The Age-Old Problem of Periodontal (Gum) Disease

There are various forms of periodontitis (“peri” – around; “odont” – tooth; “itis” – inflammation), but all result from an interaction between bacteria and the body’s immune (defense) system. The bacteria reside in a “biofilm” that collects around the teeth at the gum line in the absence of effective daily oral hygiene. If this biofilm is not removed daily, it can harden (calcify) on the root surfaces of the teeth, forming what’s known as calculus or tartar. The inside lining of the gum tissues becomes chronically inflamed and ulcerated in response to the perpetual presence of bacteria.

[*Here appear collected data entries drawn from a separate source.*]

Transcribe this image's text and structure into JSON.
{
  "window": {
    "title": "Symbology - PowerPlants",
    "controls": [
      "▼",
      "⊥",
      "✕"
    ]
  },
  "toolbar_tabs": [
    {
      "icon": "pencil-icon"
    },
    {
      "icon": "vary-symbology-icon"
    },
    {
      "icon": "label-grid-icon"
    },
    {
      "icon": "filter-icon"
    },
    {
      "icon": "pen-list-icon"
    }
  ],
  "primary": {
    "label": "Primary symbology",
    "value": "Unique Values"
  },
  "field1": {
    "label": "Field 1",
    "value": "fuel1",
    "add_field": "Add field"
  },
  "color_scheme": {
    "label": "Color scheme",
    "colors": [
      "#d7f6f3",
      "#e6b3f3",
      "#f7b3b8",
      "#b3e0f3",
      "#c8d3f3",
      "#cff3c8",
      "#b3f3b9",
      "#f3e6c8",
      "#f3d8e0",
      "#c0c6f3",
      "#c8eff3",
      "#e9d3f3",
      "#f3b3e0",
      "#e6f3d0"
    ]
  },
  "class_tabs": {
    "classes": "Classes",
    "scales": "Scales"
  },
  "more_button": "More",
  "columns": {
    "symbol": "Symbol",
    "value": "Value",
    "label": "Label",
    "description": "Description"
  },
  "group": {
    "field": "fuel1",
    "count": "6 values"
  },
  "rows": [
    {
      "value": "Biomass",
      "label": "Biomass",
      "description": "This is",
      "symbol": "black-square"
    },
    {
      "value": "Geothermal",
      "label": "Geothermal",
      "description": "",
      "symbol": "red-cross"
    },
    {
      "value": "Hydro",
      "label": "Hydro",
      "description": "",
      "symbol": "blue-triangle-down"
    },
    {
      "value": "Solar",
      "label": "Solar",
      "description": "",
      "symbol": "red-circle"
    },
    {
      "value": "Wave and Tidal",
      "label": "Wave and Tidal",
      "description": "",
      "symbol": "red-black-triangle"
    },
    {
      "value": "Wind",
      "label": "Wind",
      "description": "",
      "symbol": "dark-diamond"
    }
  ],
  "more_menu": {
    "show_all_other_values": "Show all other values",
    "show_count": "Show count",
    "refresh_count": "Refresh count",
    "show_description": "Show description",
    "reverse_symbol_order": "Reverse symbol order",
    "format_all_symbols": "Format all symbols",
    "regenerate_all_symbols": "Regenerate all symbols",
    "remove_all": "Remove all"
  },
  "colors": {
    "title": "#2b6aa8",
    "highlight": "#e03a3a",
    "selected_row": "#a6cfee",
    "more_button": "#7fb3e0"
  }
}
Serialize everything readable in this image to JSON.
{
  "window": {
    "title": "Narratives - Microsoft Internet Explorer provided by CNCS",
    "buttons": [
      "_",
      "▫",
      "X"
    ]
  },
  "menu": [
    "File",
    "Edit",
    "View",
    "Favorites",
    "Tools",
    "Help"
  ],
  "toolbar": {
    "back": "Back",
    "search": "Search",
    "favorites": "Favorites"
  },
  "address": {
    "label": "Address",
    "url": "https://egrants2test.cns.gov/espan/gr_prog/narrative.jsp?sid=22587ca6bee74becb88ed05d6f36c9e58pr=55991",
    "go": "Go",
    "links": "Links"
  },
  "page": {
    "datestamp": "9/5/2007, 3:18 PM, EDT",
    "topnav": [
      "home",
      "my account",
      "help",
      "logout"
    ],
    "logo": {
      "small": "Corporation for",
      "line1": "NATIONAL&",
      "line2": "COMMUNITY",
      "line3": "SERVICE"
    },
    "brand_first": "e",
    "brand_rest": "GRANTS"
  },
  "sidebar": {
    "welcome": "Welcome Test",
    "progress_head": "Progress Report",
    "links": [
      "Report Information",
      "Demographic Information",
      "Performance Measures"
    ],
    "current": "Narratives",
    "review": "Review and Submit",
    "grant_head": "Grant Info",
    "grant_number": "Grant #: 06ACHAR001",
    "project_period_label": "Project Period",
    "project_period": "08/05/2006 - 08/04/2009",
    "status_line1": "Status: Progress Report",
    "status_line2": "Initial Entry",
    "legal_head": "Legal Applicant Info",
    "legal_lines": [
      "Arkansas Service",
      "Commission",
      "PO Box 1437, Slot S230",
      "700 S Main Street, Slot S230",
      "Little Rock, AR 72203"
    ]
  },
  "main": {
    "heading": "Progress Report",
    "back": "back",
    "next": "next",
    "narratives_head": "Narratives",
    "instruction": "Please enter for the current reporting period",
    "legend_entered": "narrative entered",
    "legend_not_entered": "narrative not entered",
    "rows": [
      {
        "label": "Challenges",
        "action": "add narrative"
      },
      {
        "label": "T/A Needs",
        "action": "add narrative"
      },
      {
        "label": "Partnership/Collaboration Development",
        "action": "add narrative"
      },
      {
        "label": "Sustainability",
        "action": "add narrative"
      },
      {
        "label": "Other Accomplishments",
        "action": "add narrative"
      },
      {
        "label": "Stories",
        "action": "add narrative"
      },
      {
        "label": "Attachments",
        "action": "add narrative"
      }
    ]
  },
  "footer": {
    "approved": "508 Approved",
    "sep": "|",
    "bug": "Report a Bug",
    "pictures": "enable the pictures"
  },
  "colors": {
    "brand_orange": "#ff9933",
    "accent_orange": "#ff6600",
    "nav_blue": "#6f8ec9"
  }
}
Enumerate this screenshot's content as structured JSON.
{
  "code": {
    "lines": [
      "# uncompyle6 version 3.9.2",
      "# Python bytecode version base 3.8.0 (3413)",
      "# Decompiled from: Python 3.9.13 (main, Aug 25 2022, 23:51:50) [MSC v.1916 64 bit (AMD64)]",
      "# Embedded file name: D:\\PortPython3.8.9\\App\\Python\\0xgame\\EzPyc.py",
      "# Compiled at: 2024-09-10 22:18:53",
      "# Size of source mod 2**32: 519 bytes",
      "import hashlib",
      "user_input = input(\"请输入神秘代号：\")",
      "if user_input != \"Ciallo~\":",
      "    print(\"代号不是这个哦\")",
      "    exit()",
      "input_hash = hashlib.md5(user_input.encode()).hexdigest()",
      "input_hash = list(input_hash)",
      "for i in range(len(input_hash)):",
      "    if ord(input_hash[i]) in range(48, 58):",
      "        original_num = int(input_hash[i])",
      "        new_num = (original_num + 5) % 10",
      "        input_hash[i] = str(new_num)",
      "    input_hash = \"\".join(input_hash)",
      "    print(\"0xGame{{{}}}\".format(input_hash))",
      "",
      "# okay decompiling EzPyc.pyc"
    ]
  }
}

As the disease progresses, the inflamed and infected periodontal tissues start to lose their normally tight attachment to the tooth. When this happens, spaces that are known as periodontal “pockets” open between the gums and teeth. As pocket formation progresses, supporting bone is lost around the teeth. If enough tooth-supporting bone is lost, the teeth themselves loosen and eventually will be lost.

Traditional Periodontal Therapy

Treating gum disease is primarily aimed at controlling the cause. Susceptible individuals must learn to brush and floss properly to remove bacterial biofilm. They also need a thorough cleaning and disinfecting of the tooth-root surfaces beneath the gum line. Traditionally, this is carried out using handheld instruments and ultrasonic cleaning tools.

Traditional periodontal therapy illustration.
Left: The diseased soft tissue filling the pocket area has been removed, revealing tartar and plaque on the roots that will be cleaned.
Right:The gum flaps are stitched together as closely as possible to protect the graft that will replace lost bone.

In more advanced cases, surgical treatment may be needed to help periodontal tissues — the gums, the periodontal ligaments that connect the tooth roots to the bone, and even the bone — reattach to the teeth. Surgical treatment involves opening the gum tissues by creating flaps — like flaps on an envelope — to see within the pocket. This allows the surgeon to remove diseased tissue, fully clean the root surfaces, apply grafting material and other biologically active aids like membranes to enhance new tissue growth, and suture or stitch back the gum tissues, securing them in position while they heal.